While you can’t get back time spent in service of a fraudulent customer, you can prevent crisis in moments of chaos. Take these steps to improve your fraud prevention across business and consumer accounts:
- Streamline your identity verification and business verification workflows to get a complete picture of the entity you’re onboarding. If you’re onboarding an incorporated business, such as an LLC or Ltd., you should run that business through your KYB workflows while simultaneously running any Beneficial Owners through your Know Your Customer (KYC) workflows. For sole proprietor and consumer accounts, identity verification should be run through your standard KYC workflow.
- Set up tracking and alerting to easily flag fraudulent users trying to open multiple accounts. We recommend flagging accounts that share identity elements, such as the same:
- National identity number/ national insurance number, such as the US Social Security Number (SSN)
- Phone number
- Email address
- Names
- Use device analytics in combination with other signals like behavioral analytics to detect risky behavior, such as foreign IP addresses or copying and pasting in personally identifiable information (PII).
- If your initial data sources yield inconclusive results, route these applicants to step-up verification/Enhanced Due Diligence (EDD) for further investigation. Leverage additional verification steps for applicants that surpass certain risk thresholds, such as document verification (IDV), selfie verification, and phone-based verification. Alloy works with step-up vendors who have tailored their experiences to maximize conversion.

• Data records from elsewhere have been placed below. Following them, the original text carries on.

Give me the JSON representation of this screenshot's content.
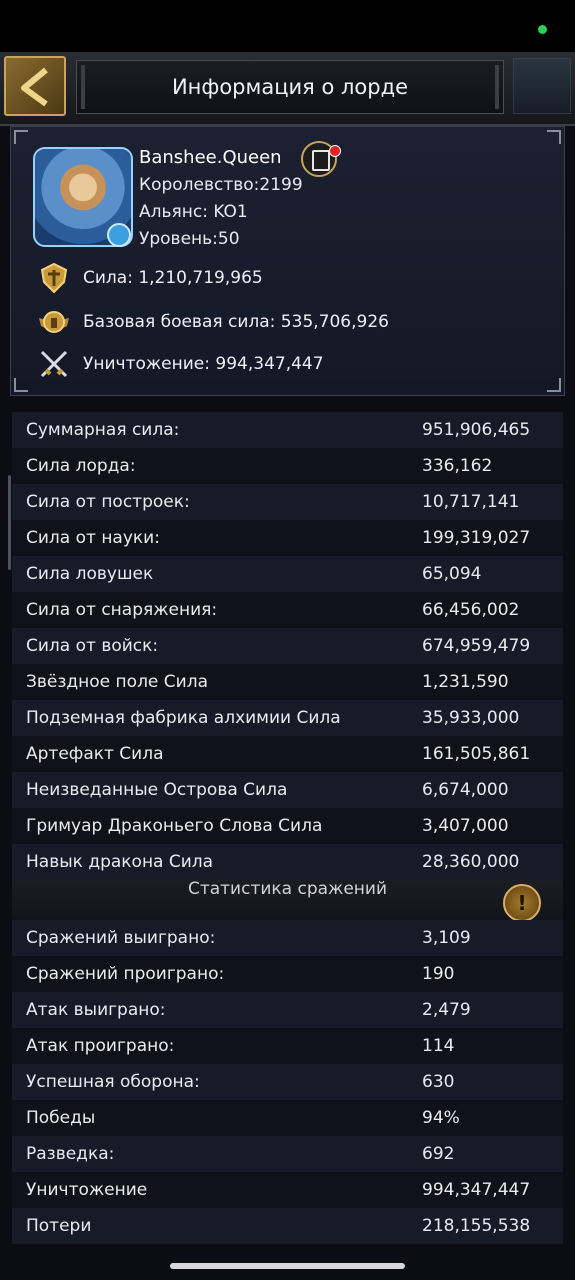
{
  "header": {
    "title": "Информация о лорде"
  },
  "profile": {
    "name": "Banshee.Queen",
    "kingdom": "Королевство:2199",
    "alliance": "Альянс: KO1",
    "level": "Уровень:50",
    "power": "Сила: 1,210,719,965",
    "base_power": "Базовая боевая сила: 535,706,926",
    "kills": "Уничтожение: 994,347,447"
  },
  "power_rows": [
    {
      "label": "Суммарная сила:",
      "value": "951,906,465"
    },
    {
      "label": "Сила лорда:",
      "value": "336,162"
    },
    {
      "label": "Сила от построек:",
      "value": "10,717,141"
    },
    {
      "label": "Сила от науки:",
      "value": "199,319,027"
    },
    {
      "label": "Сила ловушек",
      "value": "65,094"
    },
    {
      "label": "Сила от снаряжения:",
      "value": "66,456,002"
    },
    {
      "label": "Сила от войск:",
      "value": "674,959,479"
    },
    {
      "label": "Звёздное поле Сила",
      "value": "1,231,590"
    },
    {
      "label": "Подземная фабрика алхимии Сила",
      "value": "35,933,000"
    },
    {
      "label": "Артефакт Сила",
      "value": "161,505,861"
    },
    {
      "label": "Неизведанные Острова Сила",
      "value": "6,674,000"
    },
    {
      "label": "Гримуар Драконьего Слова Сила",
      "value": "3,407,000"
    },
    {
      "label": "Навык дракона Сила",
      "value": "28,360,000"
    }
  ],
  "battle_section": {
    "title": "Статистика сражений",
    "info_icon": "!"
  },
  "battle_rows": [
    {
      "label": "Сражений выиграно:",
      "value": "3,109"
    },
    {
      "label": "Сражений проиграно:",
      "value": "190"
    },
    {
      "label": "Атак выиграно:",
      "value": "2,479"
    },
    {
      "label": "Атак проиграно:",
      "value": "114"
    },
    {
      "label": "Успешная оборона:",
      "value": "630"
    },
    {
      "label": "Победы",
      "value": "94%"
    },
    {
      "label": "Разведка:",
      "value": "692"
    },
    {
      "label": "Уничтожение",
      "value": "994,347,447"
    },
    {
      "label": "Потери",
      "value": "218,155,538"
    }
  ]
}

- Analyze your data for trends in new accounts consistent with bad actors in your historical data. For example, if you see an influx in new applicants using Hotmail email accounts, and you have historically seen a higher rate of fraud among users with Hotmail accounts, you may want to send these applicants through an additional step-up/EDD ID verification check vs. straight through KYC database checks.
- Continue to monitor for fraud closely during the first few months of the customer lifecycle. Best practices include:
- Implementing alerts that detect unusual activity around inflows and outflows of that new bank account
- Leveraging AI-based models that take into account both onboarding data,account activity, and monetary patterns
- Validating any changes in contact information after account opening
You don’t have to build all this from scratch
Alloy’s Identity Risk Solution helps FIs and fintechs detect fraud at origination and throughout the customer lifecycle. Over the past nine years, over 600 companies have used Alloy’s API-based platform to connect to more than 200 data sources. We have leveraged our experience to offer battle-tested solutions and strategies for automating identity decisions.
At Alloy, we also leverage our deep industry connections to bring you better fraud prevention outcomes. Alloy’s broad network of data providers ensures that banks and fintech companies are set up to detect and prevent fraud in any scenario — including a spike in new applications. Remember: It’s not a matter of “if” new account fraud will happen but “when” and “how.”
OnboardingPlus by Alloy builds on our industry-leading solution to help you approve more customers during periods of high risk while preventing bad actors from gaining access.
Our goal is to help FIs and fintechs prevent fraud and stay compliant, which is why we never stop improving our Identity Risk Solution. Instead of rejecting risky applicants outright, OnboardingPlus flexes to help you move beyond the basic onboarding checks to address new account threats in real time as they emerge. We do this by monitoring high-risk account activity post onboarding, such as a contact detail changes, signer updates, or account linking- and re-screen the new information using third-party enrichment to determine the risk level so you can act accordingly.